Venkat was feeling dizzy, incapable of any kind of response.
“In the Mahabharata, Sisupala was the son of Damaghosa, King of Chedi and his mother was the sister of Lord Krishna’s father Vasudev. Legend says that he was born with three eyes and four arms. His alarmed parents considered casting him out but they were warned by a heavenly voice not to do so as his time had not come. The voice predicted that these superfluous body organs would disappear on their own when a certain person took the child in his lap. It also gave an ominous warning that the same person would be responsible for Sisupal’s death. When Krishna came to visit his aunt’s house and began to play with the child on his knee, the extra eye and arms disappeared. His alarmed mother pleaded with Krishna to spare her son. Seeing his aunt’s distress Krishna reassured her that he would pardon Sisupal for a hundred offenses and as long as her son’s sins did not cross the hundred mark, she had nothing to fear.”
He took a pause and looked at Venkat to see if he had his undivided attention.
“The story goes,” he continued “that when the Pandava King Yudhishthira performed the Rajasuya Yajna, he sent Bhima to obtain the fealty of Sisupala who had been crowned king after his father’s death. Sisupala accepted Yudhisthira’s supremacy without any protest and was invited to the final ceremony at Indraprastha. At the event, the Pandavas chose to anoint Lord Krishna as their honoured guest. This enraged Sisupal, who as it is bore a grudge against his cousin for marrying Rukmini whom he Sisupal had wanted to marry. Sisupal started hurling insults at Krishna calling him a cowherd who did not deserve such an honour. Krishna cautioned him that he was dangerously close to violating his limit of a hundred sins but he refused to listen. The vain and conceited Sisupal continued his vituperative out burst. When he went beyond to his 101st insult, Krishna released his Sudarshan Chakra and killed him on the spot.”

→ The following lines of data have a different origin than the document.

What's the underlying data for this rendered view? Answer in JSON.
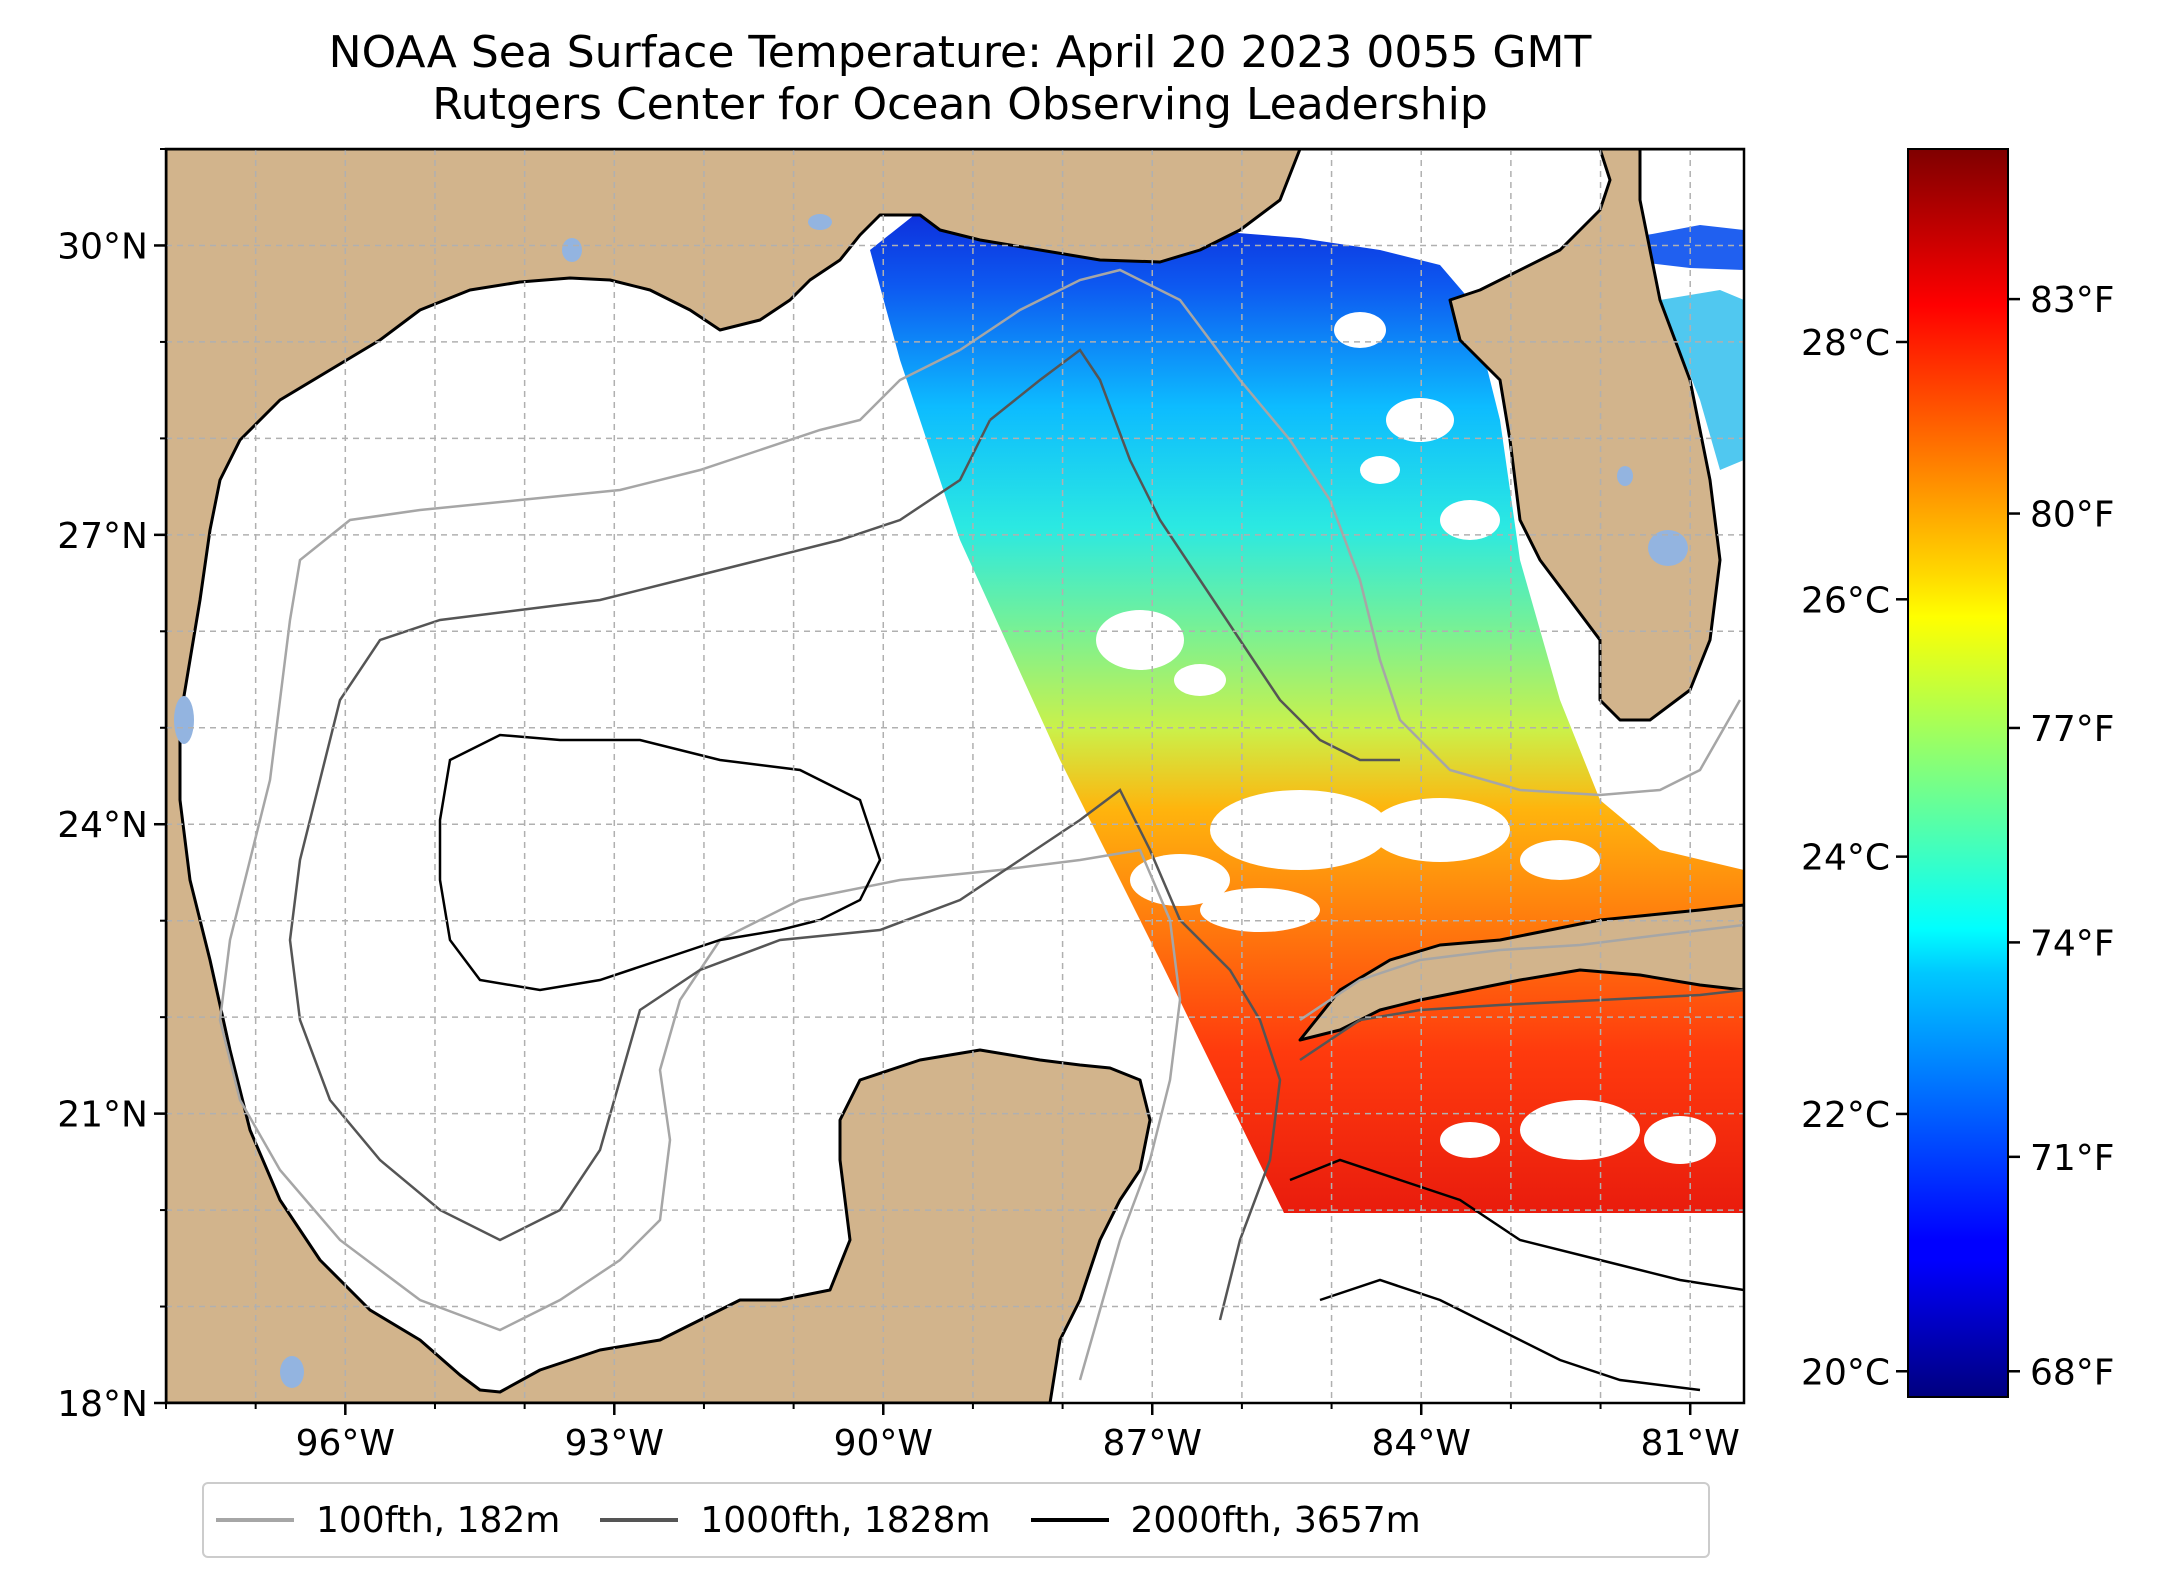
{
  "title": {
    "line1": "NOAA Sea Surface Temperature: April 20 2023 0055 GMT",
    "line2": "Rutgers Center for Ocean Observing Leadership"
  },
  "map": {
    "lon_range": [
      -98,
      -80.4
    ],
    "lat_range": [
      18,
      31
    ],
    "lat_ticks": [
      {
        "value": 30,
        "label": "30°N"
      },
      {
        "value": 27,
        "label": "27°N"
      },
      {
        "value": 24,
        "label": "24°N"
      },
      {
        "value": 21,
        "label": "21°N"
      },
      {
        "value": 18,
        "label": "18°N"
      }
    ],
    "lon_ticks": [
      {
        "value": -96,
        "label": "96°W"
      },
      {
        "value": -93,
        "label": "93°W"
      },
      {
        "value": -90,
        "label": "90°W"
      },
      {
        "value": -87,
        "label": "87°W"
      },
      {
        "value": -84,
        "label": "84°W"
      },
      {
        "value": -81,
        "label": "81°W"
      }
    ],
    "gridlines": true,
    "colors": {
      "land": "#d2b48c",
      "ocean": "#ffffff",
      "lakes": "#93b4e0",
      "coastline": "#000000",
      "grid": "#b0b0b0"
    }
  },
  "legend": {
    "placement": "bottom-center",
    "items": [
      {
        "label": "100fth, 182m",
        "color": "#a6a6a6"
      },
      {
        "label": "1000fth, 1828m",
        "color": "#555555"
      },
      {
        "label": "2000fth, 3657m",
        "color": "#000000"
      }
    ]
  },
  "colorbar": {
    "colormap": "jet",
    "range_c": [
      19.8,
      29.5
    ],
    "celsius_ticks": [
      {
        "value": 28,
        "label": "28°C"
      },
      {
        "value": 26,
        "label": "26°C"
      },
      {
        "value": 24,
        "label": "24°C"
      },
      {
        "value": 22,
        "label": "22°C"
      },
      {
        "value": 20,
        "label": "20°C"
      }
    ],
    "fahrenheit_ticks": [
      {
        "value": 83,
        "label": "83°F"
      },
      {
        "value": 80,
        "label": "80°F"
      },
      {
        "value": 77,
        "label": "77°F"
      },
      {
        "value": 74,
        "label": "74°F"
      },
      {
        "value": 71,
        "label": "71°F"
      },
      {
        "value": 68,
        "label": "68°F"
      }
    ]
  }
}
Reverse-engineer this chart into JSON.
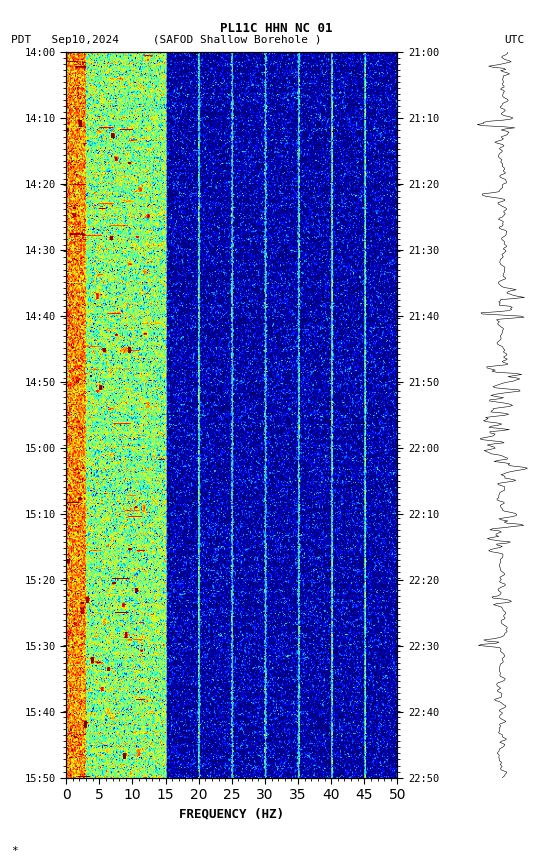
{
  "title_line1": "PL11C HHN NC 01",
  "title_line2_left": "PDT   Sep10,2024     (SAFOD Shallow Borehole )",
  "title_line2_right": "UTC",
  "left_time_labels": [
    "14:00",
    "14:10",
    "14:20",
    "14:30",
    "14:40",
    "14:50",
    "15:00",
    "15:10",
    "15:20",
    "15:30",
    "15:40",
    "15:50"
  ],
  "right_time_labels": [
    "21:00",
    "21:10",
    "21:20",
    "21:30",
    "21:40",
    "21:50",
    "22:00",
    "22:10",
    "22:20",
    "22:30",
    "22:40",
    "22:50"
  ],
  "freq_min": 0,
  "freq_max": 50,
  "freq_ticks": [
    0,
    5,
    10,
    15,
    20,
    25,
    30,
    35,
    40,
    45,
    50
  ],
  "xlabel": "FREQUENCY (HZ)",
  "n_times": 660,
  "n_freqs": 500,
  "seed": 42,
  "vertical_lines_freq": [
    15,
    20,
    25,
    30,
    35,
    40,
    45
  ],
  "hot_band_freq_max": 15,
  "background_color": "#ffffff",
  "colormap": "jet",
  "figsize": [
    5.52,
    8.64
  ],
  "dpi": 100
}
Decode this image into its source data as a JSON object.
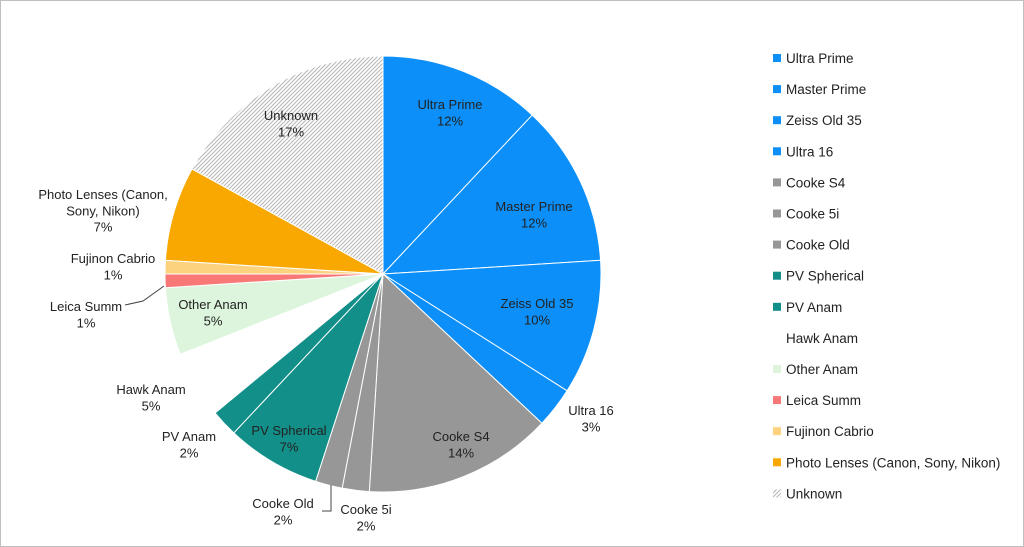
{
  "chart_data": {
    "type": "pie",
    "title": "",
    "legend_position": "right",
    "slices": [
      {
        "name": "Ultra Prime",
        "value": 12,
        "label": "12%",
        "color": "#0c8ff8"
      },
      {
        "name": "Master Prime",
        "value": 12,
        "label": "12%",
        "color": "#0c8ff8"
      },
      {
        "name": "Zeiss Old 35",
        "value": 10,
        "label": "10%",
        "color": "#0c8ff8"
      },
      {
        "name": "Ultra 16",
        "value": 3,
        "label": "3%",
        "color": "#0c8ff8"
      },
      {
        "name": "Cooke S4",
        "value": 14,
        "label": "14%",
        "color": "#979797"
      },
      {
        "name": "Cooke 5i",
        "value": 2,
        "label": "2%",
        "color": "#979797"
      },
      {
        "name": "Cooke Old",
        "value": 2,
        "label": "2%",
        "color": "#979797"
      },
      {
        "name": "PV Spherical",
        "value": 7,
        "label": "7%",
        "color": "#128f88"
      },
      {
        "name": "PV Anam",
        "value": 2,
        "label": "2%",
        "color": "#128f88"
      },
      {
        "name": "Hawk Anam",
        "value": 5,
        "label": "5%",
        "color": "#ffffff"
      },
      {
        "name": "Other Anam",
        "value": 5,
        "label": "5%",
        "color": "#dcf5dc"
      },
      {
        "name": "Leica Summ",
        "value": 1,
        "label": "1%",
        "color": "#f87878"
      },
      {
        "name": "Fujinon Cabrio",
        "value": 1,
        "label": "1%",
        "color": "#fdd27f"
      },
      {
        "name": "Photo Lenses (Canon, Sony, Nikon)",
        "value": 7,
        "label": "7%",
        "color": "#f8a800"
      },
      {
        "name": "Unknown",
        "value": 17,
        "label": "17%",
        "color": "hatch"
      }
    ]
  }
}
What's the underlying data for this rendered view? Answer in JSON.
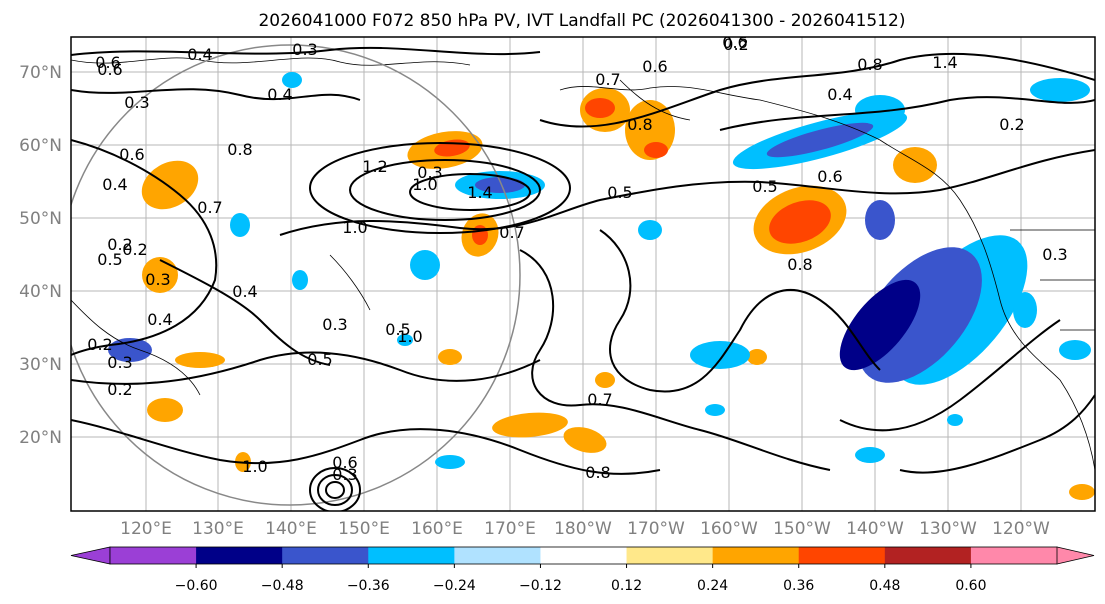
{
  "figure": {
    "title": "2026041000 F072 850 hPa PV, IVT Landfall PC (2026041300 - 2026041512)"
  },
  "chart_data": {
    "type": "heatmap",
    "title": "2026041000 F072 850 hPa PV, IVT Landfall PC (2026041300 - 2026041512)",
    "map": "North Pacific, ~110°E to ~110°W, ~10°N to 75°N",
    "lat_ticks": [
      "20°N",
      "30°N",
      "40°N",
      "50°N",
      "60°N",
      "70°N"
    ],
    "lon_ticks": [
      "120°E",
      "130°E",
      "140°E",
      "150°E",
      "160°E",
      "170°E",
      "180°W",
      "170°W",
      "160°W",
      "150°W",
      "140°W",
      "130°W",
      "120°W"
    ],
    "contour_field": "850 hPa PV",
    "contour_labels": [
      "0.6",
      "0.4",
      "0.3",
      "0.3",
      "0.4",
      "0.7",
      "0.6",
      "0.4",
      "0.2",
      "0.5",
      "0.3",
      "0.4",
      "0.2",
      "1.2",
      "1.0",
      "1.0",
      "1.4",
      "0.7",
      "0.5",
      "0.4",
      "0.3",
      "0.5",
      "1.0",
      "0.8",
      "1.4",
      "0.6",
      "0.8",
      "0.4",
      "0.2",
      "0.8",
      "0.6",
      "0.5",
      "0.7",
      "0.6",
      "1.0",
      "0.8",
      "0.3",
      "0.3",
      "0.2",
      "0.3",
      "0.8",
      "0.2",
      "0.2",
      "0.7",
      "0.3",
      "0.6",
      "0.6",
      "0.5"
    ],
    "shading_field": "IVT Landfall PC",
    "colorbar": {
      "ticks": [
        "−0.60",
        "−0.48",
        "−0.36",
        "−0.24",
        "−0.12",
        "0.12",
        "0.24",
        "0.36",
        "0.48",
        "0.60"
      ],
      "bins": [
        {
          "color": "#9b3fd6"
        },
        {
          "color": "#000088"
        },
        {
          "color": "#3a55cc"
        },
        {
          "color": "#00bfff"
        },
        {
          "color": "#b0e2ff"
        },
        {
          "color": "#ffffff"
        },
        {
          "color": "#ffe88a"
        },
        {
          "color": "#ffa500"
        },
        {
          "color": "#ff4500"
        },
        {
          "color": "#b22222"
        },
        {
          "color": "#ff88aa"
        }
      ],
      "extend": "both"
    }
  }
}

“My mother had narrated the story of Sisupal so many times but that day i understood its true import. You could call it my Sisupal-moment. Govinda gives us a hundred opportunities to make the right choices, but we humans in our false egos continue to abuse this freedom. Never ever cross that hundred mark…this insight has guided my life from that point onwards…” he trailed off into silence again.
The train slowed down, almost as if it was approaching a station. The man looked at his watch and exclaimed, “Time flies! We’re about to reach Gulbarga! I get off here, so let me say goodbye and wish you a good journey forward from here and in life henceforth.”
He collected his bag, put in the magazine and his spectacles and took a final look around to see if he had left anything, even as the train slowed down to a halt at Gulbarga station. Venkat seemed to wake up from his stupor as he blurted out the thought that had suddenly surfaced,
“So if they couldn’t find it, where did you hide it…the gold i mean?”
The man was almost at the door, he turned around and said
“Oh, didn’t i mention it? The two number plates in the front and at the back had letters made of gold…”
Before he could say anything else, other passengers had come on board in the corridor waiting to get inside. He smiled at Venkat and left.